In Need of a Reassessment From Critics, 6 October 2011
Author: gavin6942 from United States

A crazed artist (William Campbell) who believes himself to be the reincarnation of a murderous vampire kills young women, then boils their bodies in a vat.

Michael Weldon called Blood Bath "a confusing but interesting horror film with an even more confusing history." This is quite right, as the film actually started out as a spy thriller filmed in Yugoslavia with William Campbell, and Francis Ford Coppola somehow involved. But Roger Corman did not like the finished product -- which no one has ever seen -- and scrapped it.

And then, wanting to revive it as a horror film, he brought in Jack Hill to cut out the spy parts and film new horror parts. Let me say, I love Jack Hill. Now, that is because I think "Spider Baby" might be the greatest horror film of the 1960s. But Hill is no slouch in this earlier outing, either (financially backed by B-movie god Roger Corman and with supporting actors Sid Haig and Patrick Magee).

But then, after Hill completed his version of the film, Corman again did not like it... and a third director was hired to finish the job. That is the film we have today.

With the three visions mixed, there is a something of a mystery to this film, almost like a bit of a dream to it. While it could be compared to "Color Me Blood Red" or "A Bucket of Blood" (many have pointed out the beatnik artist connection), there is more ambiguity here. Is the artist a vampire? A reincarnation of a vampire? Even connected at all?

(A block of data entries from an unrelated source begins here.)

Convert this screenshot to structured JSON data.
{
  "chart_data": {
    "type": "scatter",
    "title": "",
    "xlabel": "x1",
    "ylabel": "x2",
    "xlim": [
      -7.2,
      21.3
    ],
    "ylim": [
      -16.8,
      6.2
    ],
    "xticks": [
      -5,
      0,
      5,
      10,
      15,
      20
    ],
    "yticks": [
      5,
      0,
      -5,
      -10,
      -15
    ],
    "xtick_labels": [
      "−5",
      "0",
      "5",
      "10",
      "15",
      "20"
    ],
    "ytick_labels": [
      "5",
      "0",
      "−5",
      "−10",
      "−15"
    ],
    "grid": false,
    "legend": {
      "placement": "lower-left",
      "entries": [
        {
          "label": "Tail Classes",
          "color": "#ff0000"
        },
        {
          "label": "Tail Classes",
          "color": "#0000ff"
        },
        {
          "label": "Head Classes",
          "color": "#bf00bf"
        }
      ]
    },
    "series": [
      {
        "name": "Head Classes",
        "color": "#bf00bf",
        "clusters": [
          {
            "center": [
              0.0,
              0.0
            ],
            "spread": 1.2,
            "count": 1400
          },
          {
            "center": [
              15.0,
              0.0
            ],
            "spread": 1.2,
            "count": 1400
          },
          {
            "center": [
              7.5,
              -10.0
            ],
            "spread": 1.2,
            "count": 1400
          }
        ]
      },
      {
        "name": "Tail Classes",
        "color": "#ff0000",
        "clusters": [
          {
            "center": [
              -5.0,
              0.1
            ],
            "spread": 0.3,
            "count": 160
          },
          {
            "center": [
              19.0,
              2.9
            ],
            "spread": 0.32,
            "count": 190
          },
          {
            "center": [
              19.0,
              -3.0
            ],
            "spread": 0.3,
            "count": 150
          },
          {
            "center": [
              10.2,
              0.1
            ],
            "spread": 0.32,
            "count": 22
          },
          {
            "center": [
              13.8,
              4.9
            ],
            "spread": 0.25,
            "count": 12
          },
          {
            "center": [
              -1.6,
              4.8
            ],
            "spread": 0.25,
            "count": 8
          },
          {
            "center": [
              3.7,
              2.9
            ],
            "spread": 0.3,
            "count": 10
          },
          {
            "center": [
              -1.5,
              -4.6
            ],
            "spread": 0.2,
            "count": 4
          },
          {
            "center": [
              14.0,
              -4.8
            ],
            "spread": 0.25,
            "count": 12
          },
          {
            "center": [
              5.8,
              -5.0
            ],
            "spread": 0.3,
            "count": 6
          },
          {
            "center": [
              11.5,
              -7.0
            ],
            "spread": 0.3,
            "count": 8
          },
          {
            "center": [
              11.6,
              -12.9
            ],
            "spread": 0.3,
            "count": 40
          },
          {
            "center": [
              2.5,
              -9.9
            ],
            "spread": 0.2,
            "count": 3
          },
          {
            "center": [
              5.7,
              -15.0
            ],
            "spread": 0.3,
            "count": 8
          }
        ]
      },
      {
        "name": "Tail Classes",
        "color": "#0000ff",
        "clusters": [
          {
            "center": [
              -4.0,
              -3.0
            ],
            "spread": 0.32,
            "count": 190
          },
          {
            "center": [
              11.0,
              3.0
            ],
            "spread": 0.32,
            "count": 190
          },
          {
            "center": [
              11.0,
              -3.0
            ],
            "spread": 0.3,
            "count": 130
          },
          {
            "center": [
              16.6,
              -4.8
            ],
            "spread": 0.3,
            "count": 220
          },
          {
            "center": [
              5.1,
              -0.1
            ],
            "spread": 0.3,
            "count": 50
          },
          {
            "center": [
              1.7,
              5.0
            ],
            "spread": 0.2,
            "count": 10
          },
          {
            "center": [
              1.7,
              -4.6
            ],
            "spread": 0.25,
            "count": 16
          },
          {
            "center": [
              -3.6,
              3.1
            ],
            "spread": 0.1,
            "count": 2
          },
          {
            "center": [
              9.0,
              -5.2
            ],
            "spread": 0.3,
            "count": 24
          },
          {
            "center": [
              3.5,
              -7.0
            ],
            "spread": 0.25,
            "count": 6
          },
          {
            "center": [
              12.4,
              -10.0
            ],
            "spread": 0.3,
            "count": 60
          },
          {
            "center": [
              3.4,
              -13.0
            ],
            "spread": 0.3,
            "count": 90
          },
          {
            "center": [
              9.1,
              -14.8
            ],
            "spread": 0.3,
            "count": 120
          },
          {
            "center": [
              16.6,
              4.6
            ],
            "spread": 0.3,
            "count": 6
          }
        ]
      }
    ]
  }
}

George Romero explored this theme again (albeit in a very different way) with "Martin", but I think Jack Hill did just as well in many respects.

I would love to see what Hill's version looked like before the new additions and changes. Would it be better? Worse? Just different? I have no idea. But now, looking back on Hill's career, we see he is a far more important part of cinema history than he could have been known to be at the time. Preserving his work would be a good way to add to his legacy, and I would firmly support it.